No one questions that this must be done.

But let us not allow our thirst for vengeance to spin out of control, for we run many risks in pursuing a crusade against terrorism itself. If we expand the scope of our war too far or too fast, we may find our allies, even those closest in NATO, questioning the prudence of our actions and even withdrawing their support. We may find that our actions or those of our allies, especially Israel, turn the secular governments of the Arab or broader Muslim worlds against us. The American public itself may begin to question the continued loss of our most precious blood and treasure in the pursuit of a prolonged vendetta. We may quickly lose our appetite for war once our thirst for revenge has been quenched.

But such outcomes have not yet occurred, since this war is only beginning.
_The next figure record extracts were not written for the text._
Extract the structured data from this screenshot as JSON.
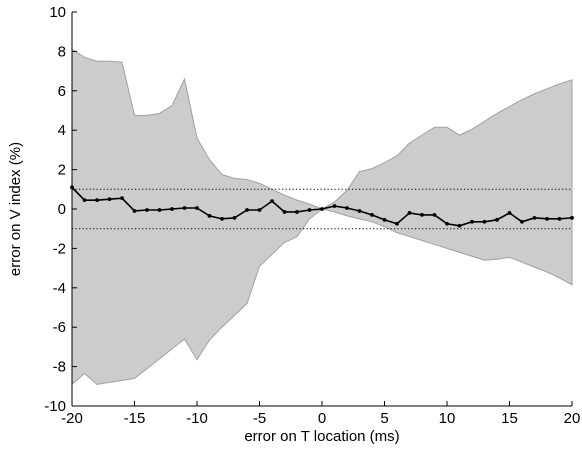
{
  "chart_data": {
    "type": "line",
    "title": "",
    "xlabel": "error on T location (ms)",
    "ylabel": "error on V index (%)",
    "xlim": [
      -20,
      20
    ],
    "ylim": [
      -10,
      10
    ],
    "x_ticks": [
      -20,
      -15,
      -10,
      -5,
      0,
      5,
      10,
      15,
      20
    ],
    "y_ticks": [
      -10,
      -8,
      -6,
      -4,
      -2,
      0,
      2,
      4,
      6,
      8,
      10
    ],
    "grid": false,
    "legend": "none",
    "colors": {
      "band_fill": "#cccccc",
      "band_edge": "#a0a0a0",
      "mean_line": "#000000",
      "reference_lines": "#000000"
    },
    "reference_lines": [
      1,
      -1
    ],
    "series": [
      {
        "type": "line",
        "x": [
          -20,
          -19,
          -18,
          -17,
          -16,
          -15,
          -14,
          -13,
          -12,
          -11,
          -10,
          -9,
          -8,
          -7,
          -6,
          -5,
          -4,
          -3,
          -2,
          -1,
          0,
          1,
          2,
          3,
          4,
          5,
          6,
          7,
          8,
          9,
          10,
          11,
          12,
          13,
          14,
          15,
          16,
          17,
          18,
          19,
          20
        ],
        "values": [
          1.1,
          0.45,
          0.45,
          0.5,
          0.55,
          -0.1,
          -0.05,
          -0.05,
          0.0,
          0.05,
          0.05,
          -0.35,
          -0.5,
          -0.45,
          -0.05,
          -0.05,
          0.4,
          -0.15,
          -0.15,
          -0.05,
          0.0,
          0.15,
          0.05,
          -0.1,
          -0.3,
          -0.55,
          -0.75,
          -0.2,
          -0.3,
          -0.3,
          -0.75,
          -0.85,
          -0.65,
          -0.65,
          -0.55,
          -0.2,
          -0.65,
          -0.45,
          -0.5,
          -0.5,
          -0.45
        ]
      },
      {
        "type": "area",
        "x": [
          -20,
          -19,
          -18,
          -17,
          -16,
          -15,
          -14,
          -13,
          -12,
          -11,
          -10,
          -9,
          -8,
          -7,
          -6,
          -5,
          -4,
          -3,
          -2,
          -1,
          0,
          1,
          2,
          3,
          4,
          5,
          6,
          7,
          8,
          9,
          10,
          11,
          12,
          13,
          14,
          15,
          16,
          17,
          18,
          19,
          20
        ],
        "upper": [
          8.1,
          7.7,
          7.5,
          7.5,
          7.45,
          4.75,
          4.75,
          4.85,
          5.25,
          6.6,
          3.6,
          2.5,
          1.75,
          1.55,
          1.5,
          1.3,
          1.0,
          0.7,
          0.45,
          0.25,
          0.0,
          0.35,
          0.95,
          1.9,
          2.05,
          2.35,
          2.7,
          3.35,
          3.75,
          4.15,
          4.15,
          3.75,
          4.05,
          4.45,
          4.85,
          5.2,
          5.55,
          5.85,
          6.1,
          6.35,
          6.55
        ],
        "lower": [
          -8.9,
          -8.35,
          -8.9,
          -8.8,
          -8.7,
          -8.6,
          -8.1,
          -7.6,
          -7.1,
          -6.6,
          -7.65,
          -6.65,
          -6.0,
          -5.4,
          -4.8,
          -2.9,
          -2.3,
          -1.7,
          -1.4,
          -0.5,
          0.0,
          -0.15,
          -0.35,
          -0.5,
          -0.65,
          -0.9,
          -1.2,
          -1.4,
          -1.6,
          -1.8,
          -2.0,
          -2.2,
          -2.4,
          -2.6,
          -2.55,
          -2.45,
          -2.7,
          -2.95,
          -3.2,
          -3.5,
          -3.85
        ]
      }
    ]
  }
}
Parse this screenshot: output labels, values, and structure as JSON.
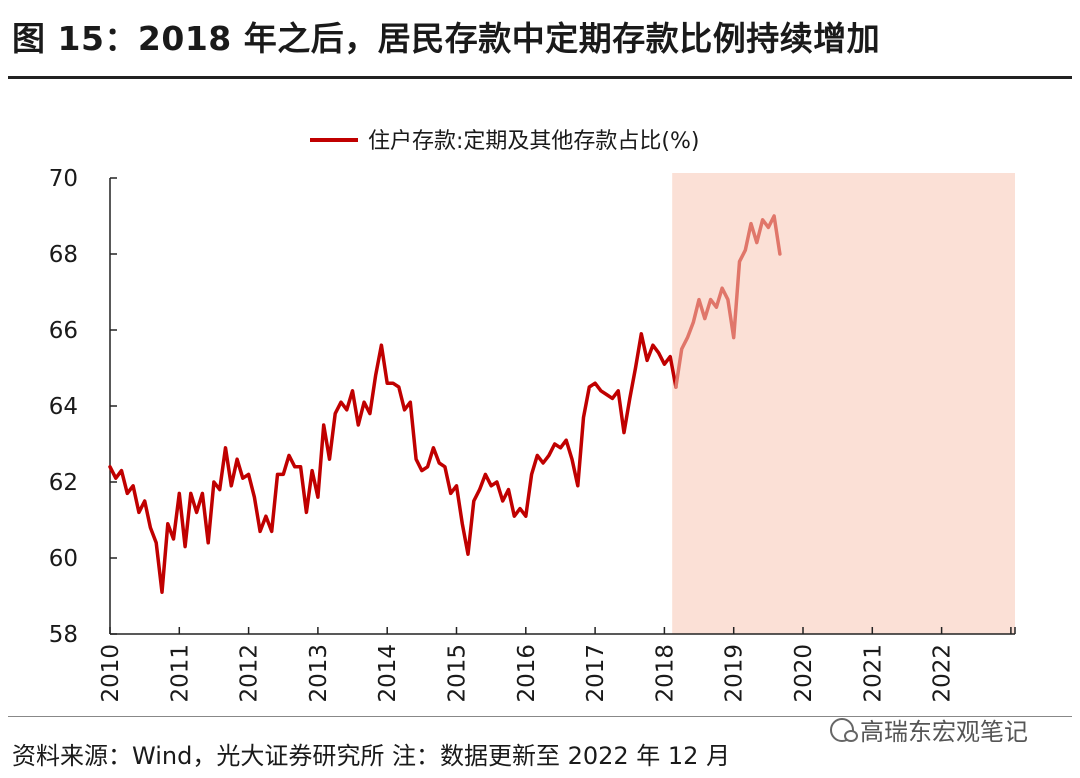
{
  "figure": {
    "title": "图 15：2018 年之后，居民存款中定期存款比例持续增加",
    "source": "资料来源：Wind，光大证券研究所 注：数据更新至 2022 年 12 月",
    "watermark": "高瑞东宏观笔记"
  },
  "chart_data": {
    "type": "line",
    "title": "",
    "xlabel": "",
    "ylabel": "",
    "ylim": [
      58,
      70
    ],
    "y_ticks": [
      "58",
      "60",
      "62",
      "64",
      "66",
      "68",
      "70"
    ],
    "x_ticks": [
      "2010",
      "2011",
      "2012",
      "2013",
      "2014",
      "2015",
      "2016",
      "2017",
      "2018",
      "2019",
      "2020",
      "2021",
      "2022"
    ],
    "grid": false,
    "legend": "top-center",
    "highlight_region": {
      "from": "2018-02",
      "to": "2022-12",
      "color": "#fbe0d6"
    },
    "series": [
      {
        "name": "住户存款:定期及其他存款占比(%)",
        "color": "#c00000",
        "color_after_highlight": "#e0766a",
        "x_start": "2010-01",
        "frequency": "monthly",
        "values": [
          62.4,
          62.1,
          62.3,
          61.7,
          61.9,
          61.2,
          61.5,
          60.8,
          60.4,
          59.1,
          60.9,
          60.5,
          61.7,
          60.3,
          61.7,
          61.2,
          61.7,
          60.4,
          62.0,
          61.8,
          62.9,
          61.9,
          62.6,
          62.1,
          62.2,
          61.6,
          60.7,
          61.1,
          60.7,
          62.2,
          62.2,
          62.7,
          62.4,
          62.4,
          61.2,
          62.3,
          61.6,
          63.5,
          62.6,
          63.8,
          64.1,
          63.9,
          64.4,
          63.5,
          64.1,
          63.8,
          64.8,
          65.6,
          64.6,
          64.6,
          64.5,
          63.9,
          64.1,
          62.6,
          62.3,
          62.4,
          62.9,
          62.5,
          62.4,
          61.7,
          61.9,
          60.9,
          60.1,
          61.5,
          61.8,
          62.2,
          61.9,
          62.0,
          61.5,
          61.8,
          61.1,
          61.3,
          61.1,
          62.2,
          62.7,
          62.5,
          62.7,
          63.0,
          62.9,
          63.1,
          62.6,
          61.9,
          63.7,
          64.5,
          64.6,
          64.4,
          64.3,
          64.2,
          64.4,
          63.3,
          64.2,
          65.0,
          65.9,
          65.2,
          65.6,
          65.4,
          65.1,
          65.3,
          64.5,
          65.5,
          65.8,
          66.2,
          66.8,
          66.3,
          66.8,
          66.6,
          67.1,
          66.8,
          65.8,
          67.8,
          68.1,
          68.8,
          68.3,
          68.9,
          68.7,
          69.0,
          68.0
        ]
      }
    ]
  }
}
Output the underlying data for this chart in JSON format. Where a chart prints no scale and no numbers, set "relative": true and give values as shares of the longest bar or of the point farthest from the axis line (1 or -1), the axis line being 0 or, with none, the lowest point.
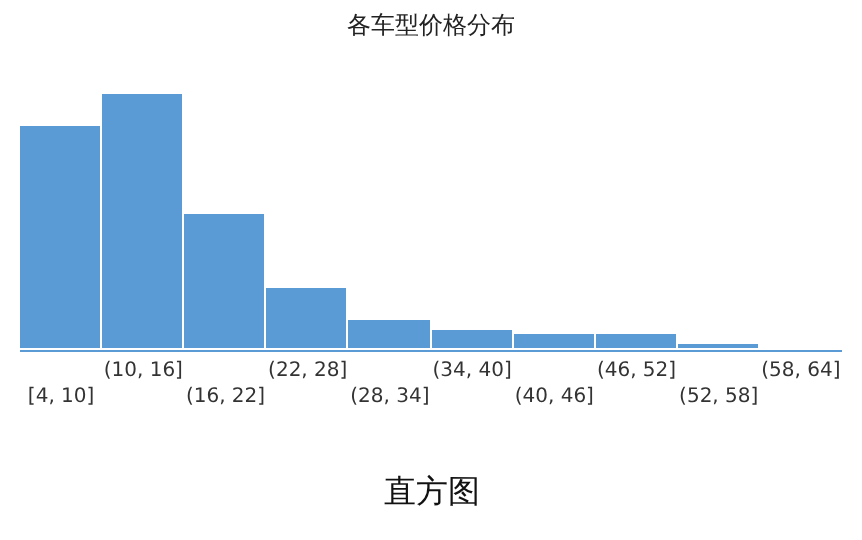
{
  "chart_data": {
    "type": "bar",
    "title": "各车型价格分布",
    "relative": true,
    "categories": [
      "[4, 10]",
      "(10, 16]",
      "(16, 22]",
      "(22, 28]",
      "(28, 34]",
      "(34, 40]",
      "(40, 46]",
      "(46, 52]",
      "(52, 58]",
      "(58, 64]"
    ],
    "values": [
      0.87,
      1,
      0.53,
      0.24,
      0.12,
      0.08,
      0.06,
      0.06,
      0.02,
      0.01
    ],
    "color": "#5b9bd5",
    "annotations": [
      "直方图"
    ]
  }
}
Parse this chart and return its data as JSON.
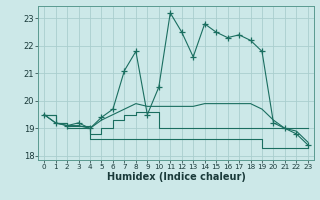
{
  "xlabel": "Humidex (Indice chaleur)",
  "bg_color": "#cce8e8",
  "grid_color": "#aacece",
  "line_color": "#1a6e60",
  "xlim": [
    -0.5,
    23.5
  ],
  "ylim": [
    17.85,
    23.45
  ],
  "yticks": [
    18,
    19,
    20,
    21,
    22,
    23
  ],
  "xticks": [
    0,
    1,
    2,
    3,
    4,
    5,
    6,
    7,
    8,
    9,
    10,
    11,
    12,
    13,
    14,
    15,
    16,
    17,
    18,
    19,
    20,
    21,
    22,
    23
  ],
  "series_step1": [
    19.5,
    19.2,
    19.0,
    19.0,
    18.6,
    18.6,
    18.6,
    18.6,
    18.6,
    18.6,
    18.6,
    18.6,
    18.6,
    18.6,
    18.6,
    18.6,
    18.6,
    18.6,
    18.6,
    18.3,
    18.3,
    18.3,
    18.3,
    18.3
  ],
  "series_step2": [
    19.5,
    19.2,
    19.1,
    19.1,
    18.8,
    19.0,
    19.3,
    19.5,
    19.6,
    19.6,
    19.0,
    19.0,
    19.0,
    19.0,
    19.0,
    19.0,
    19.0,
    19.0,
    19.0,
    19.0,
    19.0,
    19.0,
    19.0,
    19.0
  ],
  "series_smooth": [
    19.5,
    19.2,
    19.1,
    19.1,
    19.0,
    19.3,
    19.5,
    19.7,
    19.9,
    19.8,
    19.8,
    19.8,
    19.8,
    19.8,
    19.9,
    19.9,
    19.9,
    19.9,
    19.9,
    19.7,
    19.3,
    19.0,
    18.9,
    18.5
  ],
  "series_main": [
    19.5,
    19.2,
    19.1,
    19.2,
    19.0,
    19.4,
    19.7,
    21.1,
    21.8,
    19.5,
    20.5,
    23.2,
    22.5,
    21.6,
    22.8,
    22.5,
    22.3,
    22.4,
    22.2,
    21.8,
    19.2,
    19.0,
    18.8,
    18.4
  ]
}
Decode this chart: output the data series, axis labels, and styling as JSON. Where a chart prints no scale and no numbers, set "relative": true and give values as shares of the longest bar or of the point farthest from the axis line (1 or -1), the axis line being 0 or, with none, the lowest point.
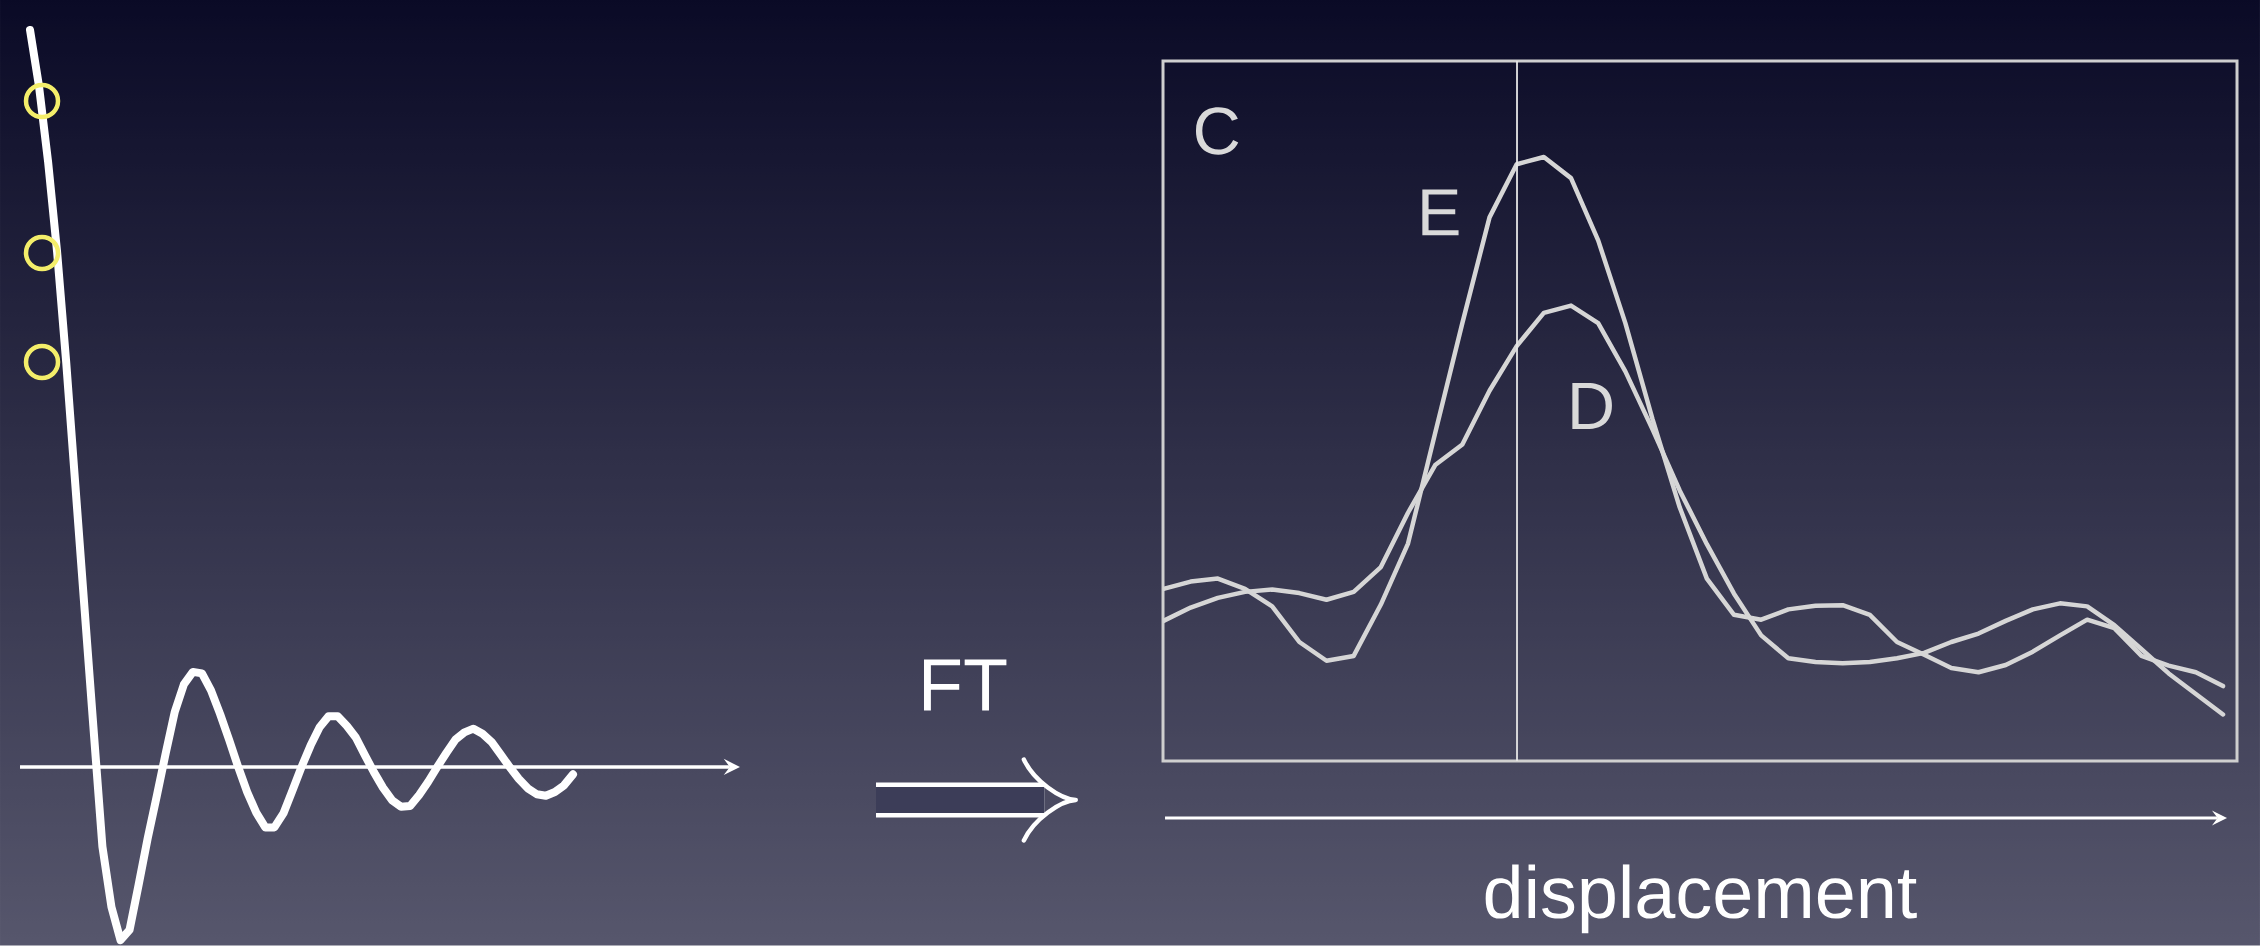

Nevertheless, eventualities such as these should serve as warning signs as we pursue this campaign against terror. If you see our allies questioning us, other supporters turning against us, or our own people doubting the cause, I ask that you give pause to this crusade. We cannot allow this war to turn into a one-nation vendetta and risk alienating the world for the sake of a unilateral crusade.

No one disagrees that terrorism is a tragic force in our society and the global community. Eliminating it would serve the cause of justice and peace the world over. As long as our allies, other international supporters and our own people support this cause, we should pursue it with all of the incredible energy and vigor that this nation can muster. If that allows us to wipe the scourge of terrorism from the world, let it be done. But, we should recognize that at some point, we may have to call off this crusade, perhaps before it fully succeeds in wiping out terrorism.

We may have to do this not because it is the wrong thing to do, but because the price we, and the world, may have to pay will be far higher than living in a world in which terrorism is allowed to exist.